O primeiro julgamento do caso aconteceu depois de dois anos e três meses do crime, no dia 11 de abril, mas foi cancelado depois que um dos sete jurados teve crise de hipertensão.

Nesta manhã, pela segunda vez neste ano, Vinícius e Agnaldo, que estavam no veículo com Adriano no momento do crime, prestaram depoimento no tribunal do júri.

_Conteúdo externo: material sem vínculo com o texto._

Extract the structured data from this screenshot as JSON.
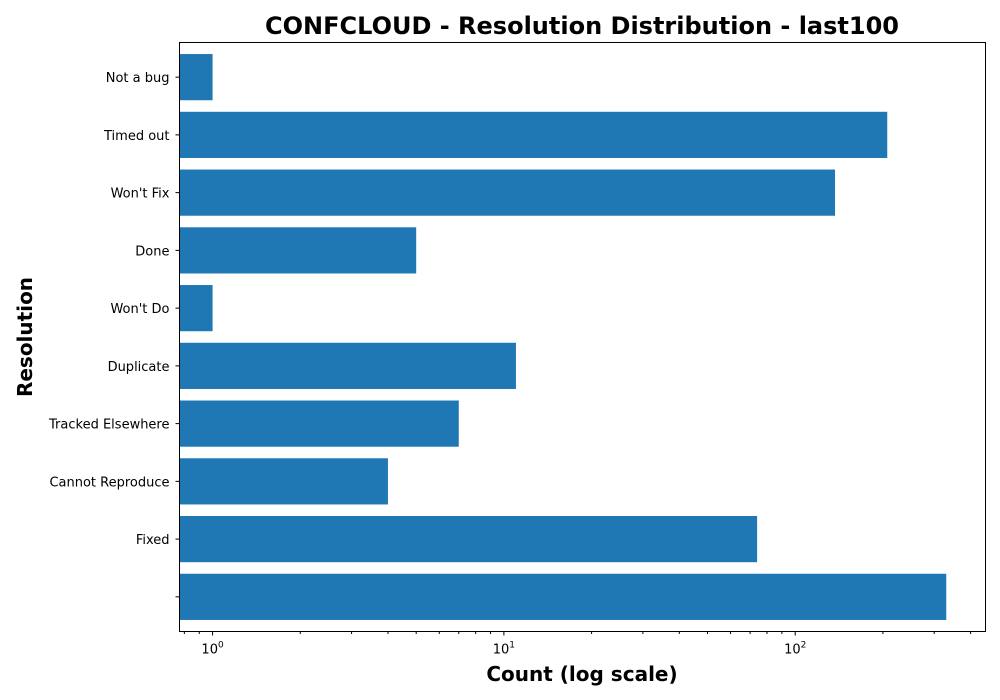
{
  "chart_data": {
    "type": "bar",
    "orientation": "horizontal",
    "title": "CONFCLOUD - Resolution Distribution - last100",
    "xlabel": "Count (log scale)",
    "ylabel": "Resolution",
    "xscale": "log",
    "xlim": [
      0.77,
      450
    ],
    "x_ticks": [
      {
        "value": 1,
        "base": "10",
        "exp": "0"
      },
      {
        "value": 10,
        "base": "10",
        "exp": "1"
      },
      {
        "value": 100,
        "base": "10",
        "exp": "2"
      }
    ],
    "categories": [
      "Not a bug",
      "Timed out",
      "Won't Fix",
      "Done",
      "Won't Do",
      "Duplicate",
      "Tracked Elsewhere",
      "Cannot Reproduce",
      "Fixed",
      ""
    ],
    "values": [
      1,
      207,
      137,
      5,
      1,
      11,
      7,
      4,
      74,
      330
    ],
    "bar_color": "#1f77b4",
    "grid": false,
    "legend": "none"
  }
}
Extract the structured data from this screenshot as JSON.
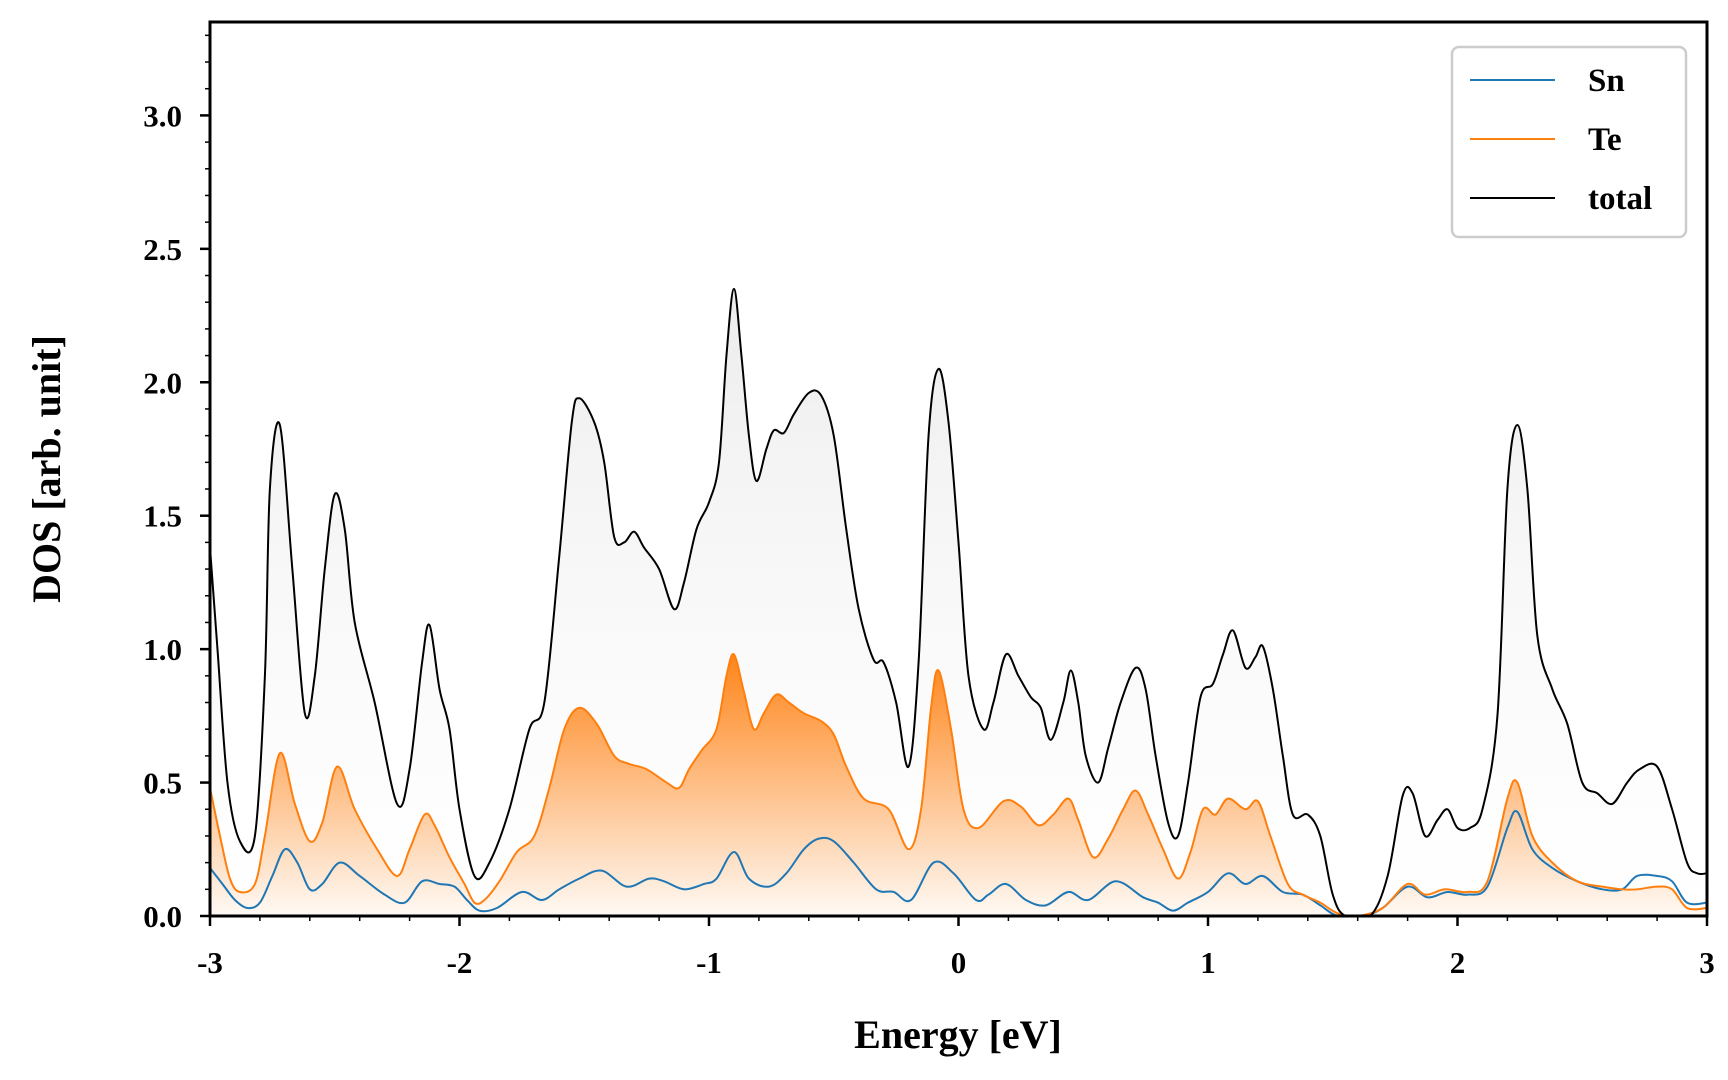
{
  "chart_data": {
    "type": "line",
    "title": "",
    "xlabel": "Energy [eV]",
    "ylabel": "DOS [arb. unit]",
    "xlim": [
      -3,
      3
    ],
    "ylim": [
      0,
      3.35
    ],
    "xticks": [
      -3,
      -2,
      -1,
      0,
      1,
      2,
      3
    ],
    "xtick_labels": [
      "-3",
      "-2",
      "-1",
      "0",
      "1",
      "2",
      "3"
    ],
    "yticks": [
      0,
      0.5,
      1,
      1.5,
      2,
      2.5,
      3
    ],
    "ytick_labels": [
      "0.0",
      "0.5",
      "1.0",
      "1.5",
      "2.0",
      "2.5",
      "3.0"
    ],
    "legend": {
      "position": "top-right"
    },
    "series": [
      {
        "name": "Sn",
        "color": "#1f77b4",
        "filled": false,
        "points": [
          [
            -3.0,
            0.18
          ],
          [
            -2.95,
            0.12
          ],
          [
            -2.9,
            0.06
          ],
          [
            -2.85,
            0.03
          ],
          [
            -2.8,
            0.05
          ],
          [
            -2.75,
            0.15
          ],
          [
            -2.7,
            0.25
          ],
          [
            -2.65,
            0.2
          ],
          [
            -2.6,
            0.1
          ],
          [
            -2.55,
            0.12
          ],
          [
            -2.48,
            0.2
          ],
          [
            -2.4,
            0.15
          ],
          [
            -2.3,
            0.08
          ],
          [
            -2.22,
            0.05
          ],
          [
            -2.15,
            0.13
          ],
          [
            -2.08,
            0.12
          ],
          [
            -2.02,
            0.11
          ],
          [
            -1.97,
            0.06
          ],
          [
            -1.92,
            0.02
          ],
          [
            -1.85,
            0.03
          ],
          [
            -1.75,
            0.09
          ],
          [
            -1.67,
            0.06
          ],
          [
            -1.6,
            0.1
          ],
          [
            -1.52,
            0.14
          ],
          [
            -1.43,
            0.17
          ],
          [
            -1.33,
            0.11
          ],
          [
            -1.24,
            0.14
          ],
          [
            -1.18,
            0.13
          ],
          [
            -1.1,
            0.1
          ],
          [
            -1.02,
            0.12
          ],
          [
            -0.97,
            0.14
          ],
          [
            -0.9,
            0.24
          ],
          [
            -0.84,
            0.14
          ],
          [
            -0.76,
            0.11
          ],
          [
            -0.69,
            0.16
          ],
          [
            -0.62,
            0.25
          ],
          [
            -0.56,
            0.29
          ],
          [
            -0.5,
            0.28
          ],
          [
            -0.42,
            0.2
          ],
          [
            -0.33,
            0.1
          ],
          [
            -0.26,
            0.09
          ],
          [
            -0.19,
            0.06
          ],
          [
            -0.1,
            0.2
          ],
          [
            -0.02,
            0.16
          ],
          [
            0.07,
            0.06
          ],
          [
            0.12,
            0.08
          ],
          [
            0.19,
            0.12
          ],
          [
            0.27,
            0.06
          ],
          [
            0.35,
            0.04
          ],
          [
            0.44,
            0.09
          ],
          [
            0.52,
            0.06
          ],
          [
            0.63,
            0.13
          ],
          [
            0.74,
            0.07
          ],
          [
            0.8,
            0.05
          ],
          [
            0.86,
            0.02
          ],
          [
            0.92,
            0.05
          ],
          [
            1.0,
            0.09
          ],
          [
            1.08,
            0.16
          ],
          [
            1.15,
            0.12
          ],
          [
            1.22,
            0.15
          ],
          [
            1.3,
            0.09
          ],
          [
            1.38,
            0.08
          ],
          [
            1.45,
            0.04
          ],
          [
            1.52,
            0.0
          ],
          [
            1.62,
            0.0
          ],
          [
            1.7,
            0.03
          ],
          [
            1.8,
            0.11
          ],
          [
            1.88,
            0.07
          ],
          [
            1.96,
            0.09
          ],
          [
            2.04,
            0.08
          ],
          [
            2.12,
            0.11
          ],
          [
            2.2,
            0.33
          ],
          [
            2.24,
            0.39
          ],
          [
            2.3,
            0.25
          ],
          [
            2.38,
            0.18
          ],
          [
            2.48,
            0.13
          ],
          [
            2.58,
            0.1
          ],
          [
            2.66,
            0.1
          ],
          [
            2.72,
            0.15
          ],
          [
            2.8,
            0.15
          ],
          [
            2.86,
            0.13
          ],
          [
            2.92,
            0.05
          ],
          [
            3.0,
            0.05
          ]
        ]
      },
      {
        "name": "Te",
        "color": "#ff7f0e",
        "filled": true,
        "points": [
          [
            -3.0,
            0.48
          ],
          [
            -2.96,
            0.3
          ],
          [
            -2.92,
            0.14
          ],
          [
            -2.88,
            0.09
          ],
          [
            -2.82,
            0.12
          ],
          [
            -2.78,
            0.3
          ],
          [
            -2.72,
            0.61
          ],
          [
            -2.66,
            0.42
          ],
          [
            -2.6,
            0.28
          ],
          [
            -2.55,
            0.35
          ],
          [
            -2.49,
            0.56
          ],
          [
            -2.42,
            0.4
          ],
          [
            -2.33,
            0.25
          ],
          [
            -2.25,
            0.15
          ],
          [
            -2.2,
            0.25
          ],
          [
            -2.14,
            0.38
          ],
          [
            -2.1,
            0.34
          ],
          [
            -2.04,
            0.22
          ],
          [
            -1.98,
            0.12
          ],
          [
            -1.94,
            0.05
          ],
          [
            -1.9,
            0.06
          ],
          [
            -1.84,
            0.13
          ],
          [
            -1.77,
            0.24
          ],
          [
            -1.7,
            0.3
          ],
          [
            -1.64,
            0.48
          ],
          [
            -1.58,
            0.7
          ],
          [
            -1.52,
            0.78
          ],
          [
            -1.45,
            0.72
          ],
          [
            -1.38,
            0.6
          ],
          [
            -1.32,
            0.57
          ],
          [
            -1.25,
            0.55
          ],
          [
            -1.17,
            0.5
          ],
          [
            -1.12,
            0.48
          ],
          [
            -1.08,
            0.55
          ],
          [
            -1.03,
            0.62
          ],
          [
            -0.97,
            0.7
          ],
          [
            -0.93,
            0.9
          ],
          [
            -0.9,
            0.98
          ],
          [
            -0.86,
            0.84
          ],
          [
            -0.82,
            0.7
          ],
          [
            -0.78,
            0.76
          ],
          [
            -0.73,
            0.83
          ],
          [
            -0.68,
            0.8
          ],
          [
            -0.62,
            0.76
          ],
          [
            -0.55,
            0.73
          ],
          [
            -0.5,
            0.68
          ],
          [
            -0.45,
            0.56
          ],
          [
            -0.38,
            0.44
          ],
          [
            -0.28,
            0.4
          ],
          [
            -0.2,
            0.25
          ],
          [
            -0.15,
            0.4
          ],
          [
            -0.11,
            0.78
          ],
          [
            -0.08,
            0.92
          ],
          [
            -0.03,
            0.7
          ],
          [
            0.02,
            0.4
          ],
          [
            0.08,
            0.33
          ],
          [
            0.18,
            0.43
          ],
          [
            0.25,
            0.41
          ],
          [
            0.32,
            0.34
          ],
          [
            0.38,
            0.38
          ],
          [
            0.44,
            0.44
          ],
          [
            0.48,
            0.36
          ],
          [
            0.54,
            0.22
          ],
          [
            0.6,
            0.29
          ],
          [
            0.66,
            0.4
          ],
          [
            0.71,
            0.47
          ],
          [
            0.76,
            0.38
          ],
          [
            0.82,
            0.25
          ],
          [
            0.88,
            0.14
          ],
          [
            0.93,
            0.24
          ],
          [
            0.98,
            0.4
          ],
          [
            1.03,
            0.38
          ],
          [
            1.08,
            0.44
          ],
          [
            1.15,
            0.4
          ],
          [
            1.2,
            0.43
          ],
          [
            1.25,
            0.3
          ],
          [
            1.32,
            0.12
          ],
          [
            1.38,
            0.08
          ],
          [
            1.45,
            0.05
          ],
          [
            1.52,
            0.01
          ],
          [
            1.6,
            0.0
          ],
          [
            1.7,
            0.03
          ],
          [
            1.8,
            0.12
          ],
          [
            1.87,
            0.08
          ],
          [
            1.95,
            0.1
          ],
          [
            2.04,
            0.09
          ],
          [
            2.12,
            0.13
          ],
          [
            2.2,
            0.44
          ],
          [
            2.24,
            0.5
          ],
          [
            2.3,
            0.3
          ],
          [
            2.38,
            0.2
          ],
          [
            2.48,
            0.13
          ],
          [
            2.58,
            0.11
          ],
          [
            2.66,
            0.1
          ],
          [
            2.72,
            0.1
          ],
          [
            2.8,
            0.11
          ],
          [
            2.86,
            0.1
          ],
          [
            2.92,
            0.03
          ],
          [
            3.0,
            0.03
          ]
        ]
      },
      {
        "name": "total",
        "color": "#000000",
        "filled": true,
        "points": [
          [
            -3.0,
            1.38
          ],
          [
            -2.97,
            1.0
          ],
          [
            -2.93,
            0.5
          ],
          [
            -2.88,
            0.28
          ],
          [
            -2.82,
            0.3
          ],
          [
            -2.78,
            0.9
          ],
          [
            -2.76,
            1.6
          ],
          [
            -2.72,
            1.84
          ],
          [
            -2.67,
            1.3
          ],
          [
            -2.62,
            0.76
          ],
          [
            -2.58,
            0.9
          ],
          [
            -2.54,
            1.3
          ],
          [
            -2.5,
            1.58
          ],
          [
            -2.46,
            1.45
          ],
          [
            -2.42,
            1.1
          ],
          [
            -2.34,
            0.8
          ],
          [
            -2.25,
            0.42
          ],
          [
            -2.2,
            0.55
          ],
          [
            -2.15,
            0.95
          ],
          [
            -2.12,
            1.09
          ],
          [
            -2.08,
            0.85
          ],
          [
            -2.04,
            0.7
          ],
          [
            -2.0,
            0.4
          ],
          [
            -1.94,
            0.15
          ],
          [
            -1.88,
            0.2
          ],
          [
            -1.8,
            0.4
          ],
          [
            -1.72,
            0.7
          ],
          [
            -1.66,
            0.8
          ],
          [
            -1.6,
            1.35
          ],
          [
            -1.55,
            1.85
          ],
          [
            -1.52,
            1.94
          ],
          [
            -1.46,
            1.85
          ],
          [
            -1.42,
            1.7
          ],
          [
            -1.38,
            1.42
          ],
          [
            -1.34,
            1.4
          ],
          [
            -1.3,
            1.44
          ],
          [
            -1.26,
            1.38
          ],
          [
            -1.2,
            1.3
          ],
          [
            -1.14,
            1.15
          ],
          [
            -1.1,
            1.25
          ],
          [
            -1.05,
            1.45
          ],
          [
            -1.0,
            1.55
          ],
          [
            -0.96,
            1.7
          ],
          [
            -0.93,
            2.1
          ],
          [
            -0.9,
            2.35
          ],
          [
            -0.87,
            2.1
          ],
          [
            -0.84,
            1.8
          ],
          [
            -0.81,
            1.63
          ],
          [
            -0.77,
            1.75
          ],
          [
            -0.74,
            1.82
          ],
          [
            -0.7,
            1.81
          ],
          [
            -0.66,
            1.88
          ],
          [
            -0.6,
            1.96
          ],
          [
            -0.55,
            1.95
          ],
          [
            -0.5,
            1.8
          ],
          [
            -0.45,
            1.45
          ],
          [
            -0.4,
            1.15
          ],
          [
            -0.34,
            0.96
          ],
          [
            -0.3,
            0.95
          ],
          [
            -0.25,
            0.8
          ],
          [
            -0.2,
            0.56
          ],
          [
            -0.16,
            0.95
          ],
          [
            -0.12,
            1.8
          ],
          [
            -0.08,
            2.05
          ],
          [
            -0.04,
            1.85
          ],
          [
            0.0,
            1.4
          ],
          [
            0.04,
            0.9
          ],
          [
            0.1,
            0.7
          ],
          [
            0.14,
            0.8
          ],
          [
            0.19,
            0.98
          ],
          [
            0.24,
            0.9
          ],
          [
            0.29,
            0.82
          ],
          [
            0.33,
            0.78
          ],
          [
            0.37,
            0.66
          ],
          [
            0.42,
            0.8
          ],
          [
            0.45,
            0.92
          ],
          [
            0.48,
            0.8
          ],
          [
            0.51,
            0.6
          ],
          [
            0.56,
            0.5
          ],
          [
            0.6,
            0.63
          ],
          [
            0.65,
            0.8
          ],
          [
            0.71,
            0.93
          ],
          [
            0.75,
            0.85
          ],
          [
            0.79,
            0.6
          ],
          [
            0.84,
            0.35
          ],
          [
            0.88,
            0.3
          ],
          [
            0.92,
            0.5
          ],
          [
            0.97,
            0.82
          ],
          [
            1.02,
            0.87
          ],
          [
            1.06,
            0.98
          ],
          [
            1.1,
            1.07
          ],
          [
            1.15,
            0.93
          ],
          [
            1.19,
            0.97
          ],
          [
            1.22,
            1.01
          ],
          [
            1.26,
            0.85
          ],
          [
            1.3,
            0.6
          ],
          [
            1.34,
            0.38
          ],
          [
            1.4,
            0.38
          ],
          [
            1.45,
            0.3
          ],
          [
            1.5,
            0.08
          ],
          [
            1.55,
            0.0
          ],
          [
            1.65,
            0.0
          ],
          [
            1.72,
            0.15
          ],
          [
            1.78,
            0.45
          ],
          [
            1.82,
            0.46
          ],
          [
            1.87,
            0.3
          ],
          [
            1.92,
            0.36
          ],
          [
            1.96,
            0.4
          ],
          [
            2.0,
            0.33
          ],
          [
            2.05,
            0.33
          ],
          [
            2.1,
            0.4
          ],
          [
            2.16,
            0.75
          ],
          [
            2.2,
            1.6
          ],
          [
            2.24,
            1.84
          ],
          [
            2.28,
            1.6
          ],
          [
            2.32,
            1.05
          ],
          [
            2.38,
            0.85
          ],
          [
            2.44,
            0.72
          ],
          [
            2.5,
            0.5
          ],
          [
            2.56,
            0.46
          ],
          [
            2.62,
            0.42
          ],
          [
            2.68,
            0.5
          ],
          [
            2.73,
            0.55
          ],
          [
            2.8,
            0.56
          ],
          [
            2.86,
            0.4
          ],
          [
            2.92,
            0.2
          ],
          [
            2.96,
            0.16
          ],
          [
            3.0,
            0.16
          ]
        ]
      }
    ]
  }
}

Mais uma vez, a versão dos dois sobre os acontecimentos que levaram a morte de Adriano foi diferente da defendida por Moon.

Enquanto Agnaldo afirmava que Adriano teve o carro fechado pelo policial, que foi xingado por ele e pediu desculpa por três vezes antes de ser assassinado, Moon relatou que estava parado em um semáforo na Rua 26 de Agosto quando o empresário trocou de pista e parou bruscamente atrás de seu veículo. Com medo de ser vítima de um assalto ou de execução, desceu e abordou os ocupantes da caminhonete.

Moon explicou que se identificou como policial e só disparou quando percebeu que Adriano funcionou a caminhonete em que estava para deixar o local. ''Bala não para carro. O que iria parar seria uma ação contra o operador do veículo. Tudo foi na intenção de legítima defesa e para resguardar a vida", explicou o PRF.

Diante dos jurados, a defesa do policial rodoviário federal reforçou o consumo de bebida alcoólica das três vítimas da discussão que terminou com a morte do empresário, e alegou que ele não deveria estar dirigindo naquele dia. O advogado Renê Siufi ainda defendeu em júri que a abordagem foi uma ação policial motivada pelo visível estado de embriaguez da vítima.